L'inquiètude des soignants est palpable, devant les annonces de déconfinement progressif qui va s'amorcer à partir de la mi-mai. Selon eux, cette décision intervient de manière trop précoce, alors que les indicateurs peinent encore à décroître.

Le monde médical ne cache pas son exaspération, ce jeudi, à la découverte du calendrier de réouvertures présenté par Emmanuel Macron. Le chef de l'État vise une réouverture des terrasses, des commerces et des lieux culturels dès le 19 mai. Les cafés, restaurants et salles de sport rouvriront quant à eux en intérieur le 9 juin, avant une suppression du couvre-feu le 30 juin.

Si les restaurateurs et le monde de la culture se réjouissent déjà de ces perspectives, les médecins et scientifiques, eux, jugent que cela intervient trop tôt "par rapport à une logique scientifique". Cet agenda est "écarté de la réalité scientifique" et "on a l'impression d'avoir perdu une bataille d’écoute”, a déclaré le professeur Gilles Pialoux sur RTL, chef du service des maladies infectieuses et tropicales de l'hôpital Tenon.

"Je ne vois pas par quel miracle ça va se stabiliser"
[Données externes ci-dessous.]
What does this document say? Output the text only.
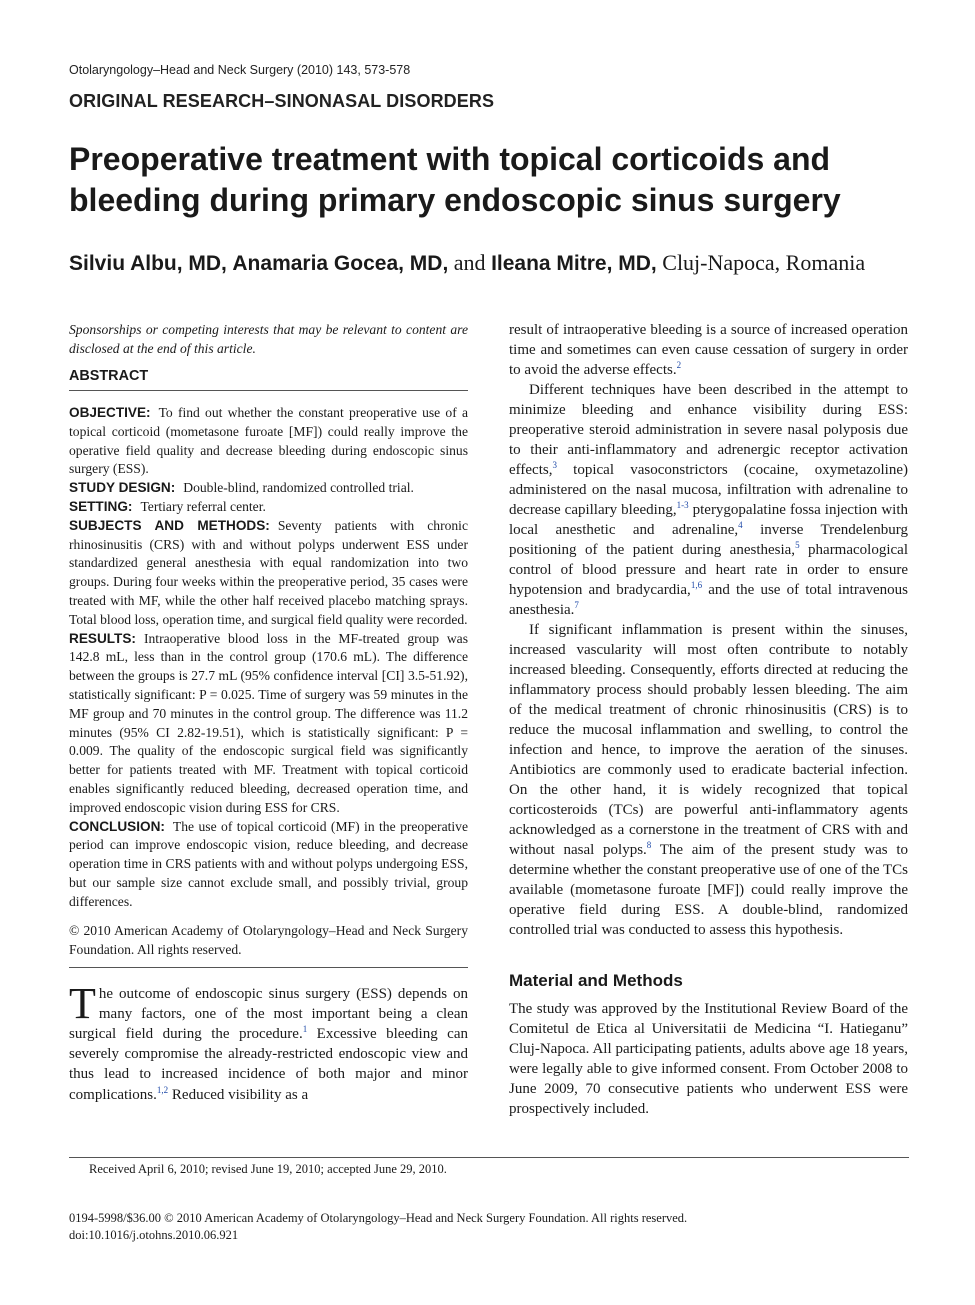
Otolaryngology–Head and Neck Surgery (2010) 143, 573-578
ORIGINAL RESEARCH–SINONASAL DISORDERS
Preoperative treatment with topical corticoids and
bleeding during primary endoscopic sinus surgery
Silviu Albu, MD, Anamaria Gocea, MD, and Ileana Mitre, MD, Cluj-Napoca, Romania

Sponsorships or competing interests that may be relevant to content are disclosed at the end of this article.

ABSTRACT

OBJECTIVE: To find out whether the constant preoperative use of a topical corticoid (mometasone furoate [MF]) could really improve the operative field quality and decrease bleeding during endoscopic sinus surgery (ESS).

STUDY DESIGN: Double-blind, randomized controlled trial.

SETTING: Tertiary referral center.

SUBJECTS AND METHODS: Seventy patients with chronic rhinosinusitis (CRS) with and without polyps underwent ESS under standardized general anesthesia with equal randomization into two groups. During four weeks within the preoperative period, 35 cases were treated with MF, while the other half received placebo matching sprays. Total blood loss, operation time, and surgical field quality were recorded.

RESULTS: Intraoperative blood loss in the MF-treated group was 142.8 mL, less than in the control group (170.6 mL). The difference between the groups is 27.7 mL (95% confidence interval [CI] 3.5-51.92), statistically significant: P = 0.025. Time of surgery was 59 minutes in the MF group and 70 minutes in the control group. The difference was 11.2 minutes (95% CI 2.82-19.51), which is statistically significant: P = 0.009. The quality of the endoscopic surgical field was significantly better for patients treated with MF. Treatment with topical corticoid enables significantly reduced bleeding, decreased operation time, and improved endoscopic vision during ESS for CRS.

CONCLUSION: The use of topical corticoid (MF) in the preoperative period can improve endoscopic vision, reduce bleeding, and decrease operation time in CRS patients with and without polyps undergoing ESS, but our sample size cannot exclude small, and possibly trivial, group differences.

© 2010 American Academy of Otolaryngology–Head and Neck Surgery Foundation. All rights reserved.

The outcome of endoscopic sinus surgery (ESS) depends on many factors, one of the most important being a clean surgical field during the procedure.$^1$ Excessive bleeding can severely compromise the already-restricted endoscopic view and thus lead to increased incidence of both major and minor complications.$^{1,2}$ Reduced visibility as a

result of intraoperative bleeding is a source of increased operation time and sometimes can even cause cessation of surgery in order to avoid the adverse effects.$^2$

Different techniques have been described in the attempt to minimize bleeding and enhance visibility during ESS: preoperative steroid administration in severe nasal polyposis due to their anti-inflammatory and adrenergic receptor activation effects,$^3$ topical vasoconstrictors (cocaine, oxymetazoline) administered on the nasal mucosa, infiltration with adrenaline to decrease capillary bleeding,$^{1-3}$ pterygopalatine fossa injection with local anesthetic and adrenaline,$^4$ inverse Trendelenburg positioning of the patient during anesthesia,$^5$ pharmacological control of blood pressure and heart rate in order to ensure hypotension and bradycardia,$^{1,6}$ and the use of total intravenous anesthesia.$^7$

If significant inflammation is present within the sinuses, increased vascularity will most often contribute to notably increased bleeding. Consequently, efforts directed at reducing the inflammatory process should probably lessen bleeding. The aim of the medical treatment of chronic rhinosinusitis (CRS) is to reduce the mucosal inflammation and swelling, to control the infection and hence, to improve the aeration of the sinuses. Antibiotics are commonly used to eradicate bacterial infection. On the other hand, it is widely recognized that topical corticosteroids (TCs) are powerful anti-inflammatory agents acknowledged as a cornerstone in the treatment of CRS with and without nasal polyps.$^8$ The aim of the present study was to determine whether the constant preoperative use of one of the TCs available (mometasone furoate [MF]) could really improve the operative field during ESS. A double-blind, randomized controlled trial was conducted to assess this hypothesis.

Material and Methods

The study was approved by the Institutional Review Board of the Comitetul de Etica al Universitatii de Medicina “I. Hatieganu” Cluj-Napoca. All participating patients, adults above age 18 years, were legally able to give informed consent. From October 2008 to June 2009, 70 consecutive patients who underwent ESS were prospectively included.

Received April 6, 2010; revised June 19, 2010; accepted June 29, 2010.
0194-5998/$36.00 © 2010 American Academy of Otolaryngology–Head and Neck Surgery Foundation. All rights reserved.
doi:10.1016/j.otohns.2010.06.921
"Peut-être que ça va se stabiliser, mais je ne vois pas par quel miracle", a-t-il poursuivi, redoutant que la couverture vaccinale ne soit pas suffisante pour protéger la population au moment où tous les lieux publics rouvriront.

"C'est de nouveau un pari politique (...) On est quand même dans une situation sanitaire qui n'est absolument pas satisfaisante", s'étonne aussi sur BFMTV Karine Lacombe, infectiologue et cheffe du service des maladies infectieuses à l'hôpital Saint-Antoine à Paris. "On est un des seuls pays du monde à abroger les mesures de freinage alors qu'on est dans une situation sanitaire parmi les moins satisfaisantes d'Europe".

"Les indicateurs restent extrêmement élevés"

"C'est un choix sociétal risqué, que l'on paye au prix fort puisqu'on accepte tous les jours on certain nombre de morts", considère aussi Agnès Ricard-Hibon, directrice du Samu du Val-d'Oise et ancienne présidente de la SFMU (société française de médecine d'urgence) sur notre plateau. "Notre engagement c'est d'éviter les morts évitables, c'est de faire en sorte que tout patient qui a des chances de survie puisse avoir accès à la réanimation".

Or "aujourd'hui mon Samu a mis plus d'une heure à essayer de trouver un lit de réanimation pour un patient. Donc on est déjà à saturation des lits de réanimation". La directrice du Samu explique que même si le nombre d'entrées en réa décroît très légèrement ces derniers jours, le changement n'est pas perceptible pour les équipes médicales qui doivent reprogrammer des patients non-Covid.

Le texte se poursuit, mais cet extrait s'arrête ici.